Senin, 17 Desember 2012

Ketika Getar Batin Berbicara

Berjalan di hamparan sang pinus putih, penaku melaju. Menuliskan setiap bayang dari rasa degup hati. Entahlah, aku saja tak mengerti dengan apa yang aku fikirkan sekarang. Berteriak, marah, kecewa, bahkan menangis batin jiwa ini. Mungkin aku letih, atau aku terlalu munafik? Bahkan mungkin aku salah? Telah memilihmu....

Aku, manusia berhati. Wajar bila memiliki cinta, sama seperti mereka. Lama, lama sekali aku menanti. Aku menanti dewa titipan Tuhan untuk menyadarkanku bahwa aku tidak sendiri, bahwa aku bukan manusia yang rapuh oleh cinta.

Ketika waktu itu datang, saat kau menyapaku dalam sepi, saat kau meluangkan waktumu untuk aku yang telah jera, saat itu pula aku mulai mengenalmu. Melihat indah senyummu, merasakan getar batinmu dan aku... aku telah membalas perasaan itu. Perasaan yang terucap olehmu, yang awalnya aku kira mungkin ini hanya permainan.

Bagaimana tidak? Sebelumnya kita belum pernah bertatap mata, untuk sepatah kata pun belum pernah terlontar. Hanya perkenalan dunia maya dan bayang sosokmu yang ada. Namun kau telah mengatakan perasaan itu, kata-kata yang membuat jantungku menggebu. Ragu memang, namun apa salahnya bila aku mengikuti permainanmu.

Hai kau yang meragukan, yang diragukan olehku. Sadarkah kau? Kita belum saling mengenal jauh, walau akhirnya kita akan bertemu kelak, namun secepat inikah kau membuat aku menyukaimu?

Hai kau cinta, manusia setengah dewa milikku. Sadarkah kau akan senyummu yang menawan itu telah memikat hati ini? Sadarkah kau akan semua perhatianmu membuat aku jatuh pada rasa yang tak biasa? Aku juga menyayangimu!

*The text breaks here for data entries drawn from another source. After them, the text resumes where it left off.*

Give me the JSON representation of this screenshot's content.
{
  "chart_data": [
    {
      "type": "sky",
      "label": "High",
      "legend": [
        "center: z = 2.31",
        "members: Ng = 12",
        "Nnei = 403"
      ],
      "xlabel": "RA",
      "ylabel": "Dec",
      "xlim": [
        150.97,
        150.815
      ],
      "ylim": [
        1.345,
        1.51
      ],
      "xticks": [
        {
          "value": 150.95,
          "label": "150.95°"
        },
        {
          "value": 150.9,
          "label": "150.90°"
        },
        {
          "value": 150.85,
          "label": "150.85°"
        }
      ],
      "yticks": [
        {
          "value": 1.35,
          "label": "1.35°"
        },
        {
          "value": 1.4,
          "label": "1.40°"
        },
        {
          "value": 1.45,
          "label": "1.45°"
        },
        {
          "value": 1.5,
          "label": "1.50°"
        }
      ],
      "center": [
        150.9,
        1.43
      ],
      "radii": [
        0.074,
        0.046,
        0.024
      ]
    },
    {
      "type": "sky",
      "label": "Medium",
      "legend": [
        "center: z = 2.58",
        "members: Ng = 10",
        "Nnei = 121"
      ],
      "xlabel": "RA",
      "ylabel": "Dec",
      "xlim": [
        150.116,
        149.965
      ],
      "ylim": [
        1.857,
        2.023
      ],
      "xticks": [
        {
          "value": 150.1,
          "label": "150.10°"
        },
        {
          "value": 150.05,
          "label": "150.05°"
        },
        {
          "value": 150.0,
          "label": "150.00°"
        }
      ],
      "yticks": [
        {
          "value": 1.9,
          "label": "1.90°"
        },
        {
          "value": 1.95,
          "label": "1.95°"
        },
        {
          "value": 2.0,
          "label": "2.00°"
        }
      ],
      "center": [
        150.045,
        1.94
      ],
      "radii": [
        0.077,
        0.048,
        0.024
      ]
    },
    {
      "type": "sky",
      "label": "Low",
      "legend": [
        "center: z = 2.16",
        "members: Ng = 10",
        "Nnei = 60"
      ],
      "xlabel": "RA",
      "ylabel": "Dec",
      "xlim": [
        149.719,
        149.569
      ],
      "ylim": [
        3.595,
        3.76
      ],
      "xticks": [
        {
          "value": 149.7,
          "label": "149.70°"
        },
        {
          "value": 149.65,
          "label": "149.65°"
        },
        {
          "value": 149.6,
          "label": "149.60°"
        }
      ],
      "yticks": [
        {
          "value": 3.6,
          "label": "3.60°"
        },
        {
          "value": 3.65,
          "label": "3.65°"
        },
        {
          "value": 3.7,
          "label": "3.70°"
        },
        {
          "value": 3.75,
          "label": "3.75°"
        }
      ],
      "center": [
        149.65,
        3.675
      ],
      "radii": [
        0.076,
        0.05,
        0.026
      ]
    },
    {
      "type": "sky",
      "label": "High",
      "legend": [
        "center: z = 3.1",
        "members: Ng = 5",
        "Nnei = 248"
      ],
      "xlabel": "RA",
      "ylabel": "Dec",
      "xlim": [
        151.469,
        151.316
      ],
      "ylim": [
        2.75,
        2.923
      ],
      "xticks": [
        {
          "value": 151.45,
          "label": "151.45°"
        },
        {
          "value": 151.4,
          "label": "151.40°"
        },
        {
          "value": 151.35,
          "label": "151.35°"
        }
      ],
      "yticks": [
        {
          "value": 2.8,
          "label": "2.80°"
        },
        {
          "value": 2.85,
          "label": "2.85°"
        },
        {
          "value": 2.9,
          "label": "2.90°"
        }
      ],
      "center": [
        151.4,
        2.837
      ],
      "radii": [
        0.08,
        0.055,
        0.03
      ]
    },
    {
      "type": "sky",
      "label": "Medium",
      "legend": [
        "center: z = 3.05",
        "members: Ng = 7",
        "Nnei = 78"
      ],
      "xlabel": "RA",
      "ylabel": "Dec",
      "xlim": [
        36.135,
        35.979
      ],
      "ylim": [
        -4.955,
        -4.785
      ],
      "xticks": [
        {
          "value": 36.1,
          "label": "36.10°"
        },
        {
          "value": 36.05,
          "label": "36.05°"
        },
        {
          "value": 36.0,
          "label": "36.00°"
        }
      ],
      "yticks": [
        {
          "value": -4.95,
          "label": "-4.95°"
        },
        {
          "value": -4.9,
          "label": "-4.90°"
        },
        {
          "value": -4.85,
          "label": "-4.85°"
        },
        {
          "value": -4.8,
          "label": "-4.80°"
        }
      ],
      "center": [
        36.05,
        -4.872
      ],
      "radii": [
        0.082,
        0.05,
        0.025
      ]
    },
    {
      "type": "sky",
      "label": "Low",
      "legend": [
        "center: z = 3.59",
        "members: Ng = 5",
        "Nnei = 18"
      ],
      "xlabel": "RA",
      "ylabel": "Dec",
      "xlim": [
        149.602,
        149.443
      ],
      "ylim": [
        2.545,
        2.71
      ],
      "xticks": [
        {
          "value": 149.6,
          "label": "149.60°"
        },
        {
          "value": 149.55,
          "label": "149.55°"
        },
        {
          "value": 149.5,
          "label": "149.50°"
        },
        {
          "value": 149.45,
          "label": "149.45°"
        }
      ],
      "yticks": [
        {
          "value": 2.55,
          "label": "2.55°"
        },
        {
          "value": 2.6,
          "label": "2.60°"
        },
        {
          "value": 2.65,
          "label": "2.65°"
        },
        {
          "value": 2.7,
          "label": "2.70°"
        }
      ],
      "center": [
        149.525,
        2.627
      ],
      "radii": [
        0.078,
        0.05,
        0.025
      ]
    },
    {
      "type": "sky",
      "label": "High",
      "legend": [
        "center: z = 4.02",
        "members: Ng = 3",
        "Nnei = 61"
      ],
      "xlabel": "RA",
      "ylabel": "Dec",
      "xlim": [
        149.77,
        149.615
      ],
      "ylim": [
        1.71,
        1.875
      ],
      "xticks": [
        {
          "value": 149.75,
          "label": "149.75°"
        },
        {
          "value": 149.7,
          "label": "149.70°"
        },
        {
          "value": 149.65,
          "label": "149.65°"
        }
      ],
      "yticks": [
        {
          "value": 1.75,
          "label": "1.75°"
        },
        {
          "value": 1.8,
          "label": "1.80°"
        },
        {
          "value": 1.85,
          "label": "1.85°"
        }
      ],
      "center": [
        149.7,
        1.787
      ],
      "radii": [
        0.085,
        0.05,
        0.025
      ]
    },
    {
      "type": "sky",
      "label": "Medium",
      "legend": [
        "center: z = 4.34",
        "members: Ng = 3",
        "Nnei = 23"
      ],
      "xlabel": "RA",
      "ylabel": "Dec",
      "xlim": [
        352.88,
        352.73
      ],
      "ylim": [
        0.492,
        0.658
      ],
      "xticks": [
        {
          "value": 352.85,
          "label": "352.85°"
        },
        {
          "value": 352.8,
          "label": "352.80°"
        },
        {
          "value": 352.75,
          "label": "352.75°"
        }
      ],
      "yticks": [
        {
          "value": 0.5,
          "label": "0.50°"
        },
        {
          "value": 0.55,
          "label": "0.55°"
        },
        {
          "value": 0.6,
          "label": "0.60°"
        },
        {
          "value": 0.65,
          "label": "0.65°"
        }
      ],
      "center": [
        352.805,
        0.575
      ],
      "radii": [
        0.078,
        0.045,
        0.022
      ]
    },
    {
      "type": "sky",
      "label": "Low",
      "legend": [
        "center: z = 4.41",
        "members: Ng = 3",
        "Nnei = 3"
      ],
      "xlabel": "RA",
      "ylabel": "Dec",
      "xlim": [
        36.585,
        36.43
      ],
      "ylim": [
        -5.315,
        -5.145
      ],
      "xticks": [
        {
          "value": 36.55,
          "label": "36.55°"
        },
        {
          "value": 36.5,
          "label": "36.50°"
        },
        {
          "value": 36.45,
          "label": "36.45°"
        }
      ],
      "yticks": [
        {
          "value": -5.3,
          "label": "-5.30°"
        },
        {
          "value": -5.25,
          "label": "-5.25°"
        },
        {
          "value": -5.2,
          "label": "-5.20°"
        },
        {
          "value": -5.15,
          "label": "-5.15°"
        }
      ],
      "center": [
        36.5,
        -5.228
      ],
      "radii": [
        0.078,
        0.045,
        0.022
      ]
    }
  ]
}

Hai kau pemilik hati, buaian perasaan sayangmu dan semua manis katamu telah meluluh lantahkan hati ini. Melewati hampir semua hari denganmu, menyapa, berbicara, tertawa, diam, bergurau dan menyadari bahwa kau memang indah. Aku salah, ini bukan permainan. Kau sungguh-sungguh, bahkan bersumpah untuk aku.

Kau membuat aku mengerti. Hai aku, makhluk kecil yang rapuh, aku tidak sendiri, aku memilikimu dan seluruh rasa itu. Namun kau membuat aku sadar, hai kau yang selalu menjagaku, menyayangiku dan khawatir akan keadaanku. Tenanglah, aku baik-baik saja. Aku mampu menjaga diriku untukmu.

Aku menghargai semua perhatianmu, bahkan aku menyukainya. Aku mencintai semua usahamu untuk menjagaku, bukan mengekangku. Haruskah kau marah di setiap aku pergi tidak denganmu? Haruskah kau sambut aku dengan diammu saat kau tahu bahwa aku sedang bersama teman-temanku tanpa mengajakmu? Tuntunlah aku dengan sabarmu, janganlah kau hukum aku dengan diammu. Haruskah setiap kali kau bertanya sedang apa, dimana, dan bersama siapa aku sekarang? Haruskah kau selalu melarang aku untuk pergi sendiri? Hai, aku ingin bebas bersamamu. Aku ingin bangkit karenamu, bukan untuk jatuh letih karena sikap dan semua peraturanmu.

Hai, aku lelah. Aku telah lelah menjadi manusia yang jatuh dalam rasa sayangmu yang salah. Perhatianmu yang menekan batinku sekarang. Bukankah seharusnya kau jauh lebih dewasa dariku? Ataukah aku yang terlalu munafik dengan rasa ini? Mempertahankan perasaan yang mulai menyusut karena sifatmu yang 'over protective'. Kau tidaklah satpam yang dibayar orang tuaku untuk menjagaku dengan cinta kan? Kumohon percayalah, aku tidak seperti anak kecil yang kau bayangkan. Kau bilang, kau begini agar aku tidak meninggalkanmu? Kau salah! Justru kau membuatku begitu lelah untuk selalu mengertimu. Sadarlah cinta, letihku pun bagai pena yang tak sanggup lagi untuk menulis getar batin ini.